New College, Oxford, is of rather late foundation, hence the name. It was founded around the late 14th century. It has, like other colleges, a great dining hall with big oak beams across the top. These might be two feet square and forty-five feet long.
A century ago, so I am told, some busy entomologist went up into the roof of the dining hall with a penknife and poked at the beams and found that they were full of beetles. This was reported to the College Council, who met in some dismay, because they had no idea where they would get beams of that calibre nowadays.
One of the Junior Fellows stuck his neck out and suggested that there might be some oak on College lands. These colleges are endowed with pieces of land scattered across the country. So they called in the College Forester, who of course had not been near the college itself for some years, and asked about oaks. And he pulled his forelock and said, “Well sirs, we was wonderin’ when you’d be askin’.”
Upon further inquiry it was discovered that when the College was founded, a grove of oaks had been planted to replace the beams in the dining hall when they became beetly, because oak beams always become beetly in the end. This plan had been passed down from one Forester to the next for five hundred years. “You don’t cut them oaks. Them’s for the College Hall.”

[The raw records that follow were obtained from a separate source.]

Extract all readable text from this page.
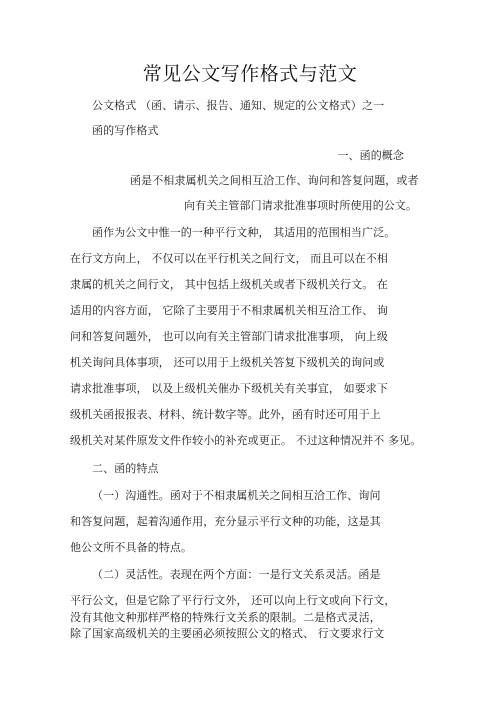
常见公文写作格式与范文
公文格式 （函、请示、报告、通知、规定的公文格式）之一
函的写作格式
一、函的概念
函是不相隶属机关之间相互洽工作、询问和答复问题，或者
向有关主管部门请求批准事项时所使用的公文。
函作为公文中惟一的一种平行文种， 其适用的范围相当广泛。
在行文方向上， 不仅可以在平行机关之间行文， 而且可以在不相
隶属的机关之间行文， 其中包括上级机关或者下级机关行文。 在
适用的内容方面， 它除了主要用于不相隶属机关相互洽工作、 询
问和答复问题外， 也可以向有关主管部门请求批准事项， 向上级
机关询问具体事项， 还可以用于上级机关答复下级机关的询问或
请求批准事项， 以及上级机关催办下级机关有关事宜， 如要求下
级机关函报报表、材料、统计数字等。此外，函有时还可用于上
级机关对某件原发文件作较小的补充或更正。 不过这种情况并不 多见。
二、函的特点
（一）沟通性。函对于不相隶属机关之间相互洽工作、询问
和答复问题，起着沟通作用，充分显示平行文种的功能，这是其
他公文所不具备的特点。
（二）灵活性。表现在两个方面：一是行文关系灵活。函是
平行公文，但是它除了平行行文外， 还可以向上行文或向下行文，
没有其他文种那样严格的特殊行文关系的限制。二是格式灵活，
除了国家高级机关的主要函必须按照公文的格式、 行文要求行文
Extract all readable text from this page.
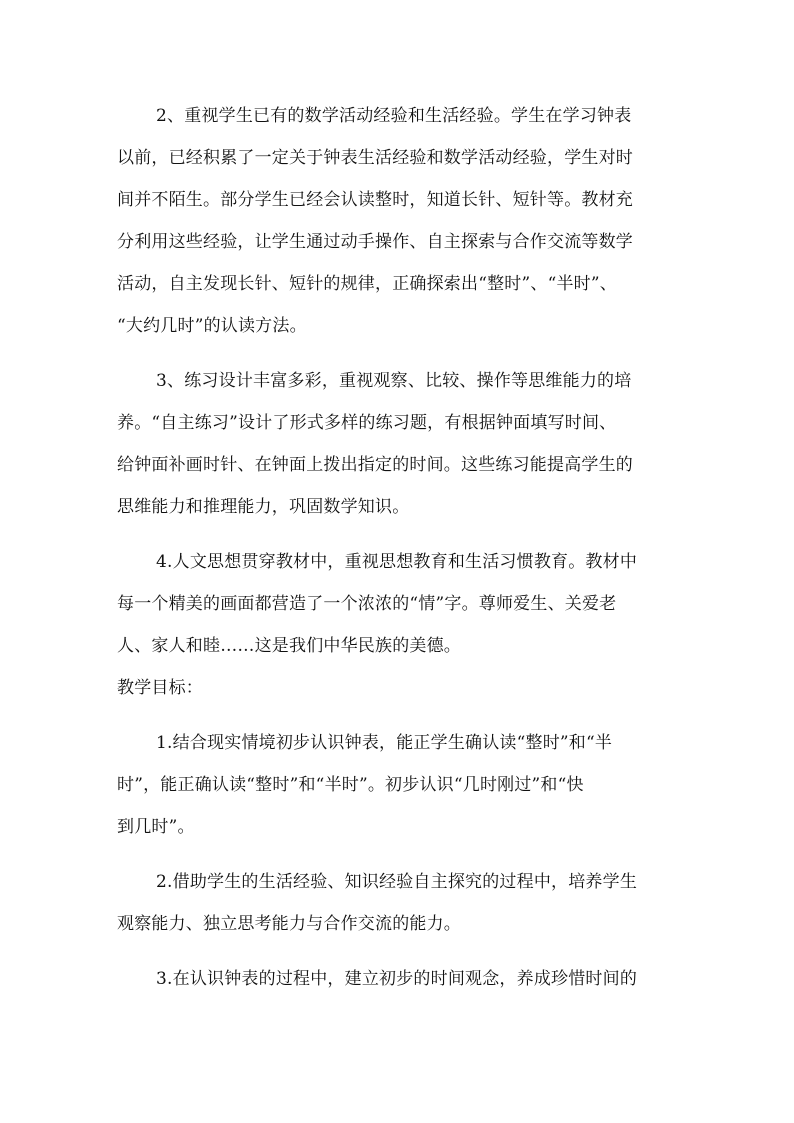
2、重视学生已有的数学活动经验和生活经验。学生在学习钟表
以前，已经积累了一定关于钟表生活经验和数学活动经验，学生对时
间并不陌生。部分学生已经会认读整时，知道长针、短针等。教材充
分利用这些经验，让学生通过动手操作、自主探索与合作交流等数学
活动，自主发现长针、短针的规律，正确探索出“整时”、“半时”、
“大约几时”的认读方法。
3、练习设计丰富多彩，重视观察、比较、操作等思维能力的培
养。“自主练习”设计了形式多样的练习题，有根据钟面填写时间、
给钟面补画时针、在钟面上拨出指定的时间。这些练习能提高学生的
思维能力和推理能力，巩固数学知识。
4.人文思想贯穿教材中，重视思想教育和生活习惯教育。教材中
每一个精美的画面都营造了一个浓浓的“情”字。尊师爱生、关爱老
人、家人和睦……这是我们中华民族的美德。
教学目标：
1.结合现实情境初步认识钟表，能正学生确认读“整时”和“半
时”，能正确认读“整时”和“半时”。初步认识“几时刚过”和“快
到几时”。
2.借助学生的生活经验、知识经验自主探究的过程中，培养学生
观察能力、独立思考能力与合作交流的能力。
3.在认识钟表的过程中，建立初步的时间观念，养成珍惜时间的
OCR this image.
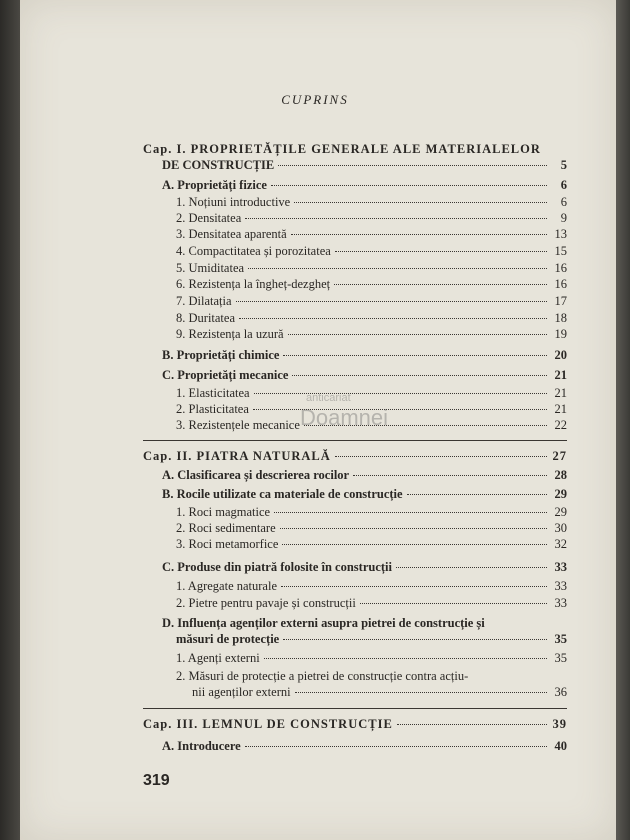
CUPRINS
Cap. I. PROPRIETĂȚILE GENERALE ALE MATERIALELOR
DE CONSTRUCȚIE	5
A. Proprietăți fizice	6
1. Noțiuni introductive	6
2. Densitatea	9
3. Densitatea aparentă	13
4. Compactitatea și porozitatea	15
5. Umiditatea	16
6. Rezistența la îngheț-dezgheț	16
7. Dilatația	17
8. Duritatea	18
9. Rezistența la uzură	19
B. Proprietăți chimice	20
C. Proprietăți mecanice	21
1. Elasticitatea	21
2. Plasticitatea	21
3. Rezistențele mecanice	22
Cap. II. PIATRA NATURALĂ	27
A. Clasificarea și descrierea rocilor	28
B. Rocile utilizate ca materiale de construcție	29
1. Roci magmatice	29
2. Roci sedimentare	30
3. Roci metamorfice	32
C. Produse din piatră folosite în construcții	33
1. Agregate naturale	33
2. Pietre pentru pavaje și construcții	33
D. Influența agenților externi asupra pietrei de construcție și
măsuri de protecție	35
1. Agenți externi	35
2. Măsuri de protecție a pietrei de construcție contra acțiu-
nii agenților externi	36
Cap. III. LEMNUL DE CONSTRUCȚIE	39
A. Introducere	40
anticariat
Doamnei
319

I love this story. I love the jolt of recognition at the end. But my delight at the punchline reveals a cynical expectation. I am surprised … because, unconsciously, I believe that this is not what people do, that we are thoughtless, that it is our nature to use up all good things before we give a care. And I suppose this is not a baseless expectation. Our forebears caught the salmon till they were gone, slaughtering the bison and the whales, leveled the forests, and turned the cradles of civilization into deserts.
But this story reminds us that this is not all we do.
The heroes of this story aren’t named. They are the generations of foresters who kept something alive and kept a promise to future generations, even when the future generations had forgotten it. This story is about how we can look up from our own myopia… about how we can grow something even when the world around us burns.
Look around. The oak beams of new college are everywhere. They are the library that someone started in their living room two hundred years ago. They are the green in the center of town where the people can come together and dance. They are the national parks where you can still find solitude on a mountaintop. They are the old family bible that passed down through five generations that is now in your charge. They are the plays of Shakespeare. And the Pythagorean theorem. And the Greek myths. An oxygen atmosphere. A habitable planet. The very genes in your cells.
All because someone somewhere said, “You don’t cut them oaks. Them’s for the College Hall.”
Someone who didn’t know you … but who knew that you were possible … and that you might need something . . . and so they kept it safe … and ensured that someone else would when they were gone. Like messages sent in bottles across the ocean of time. Hoping to be of use on some other shore.
Look around. You are the college, the beneficiary of your ancestors. But you are also the forester. Look around. What are the oaks in your care? Those who will one day need them–they will not remember your name. But, in their hour of need, they will praise it nonetheless and call you blessed.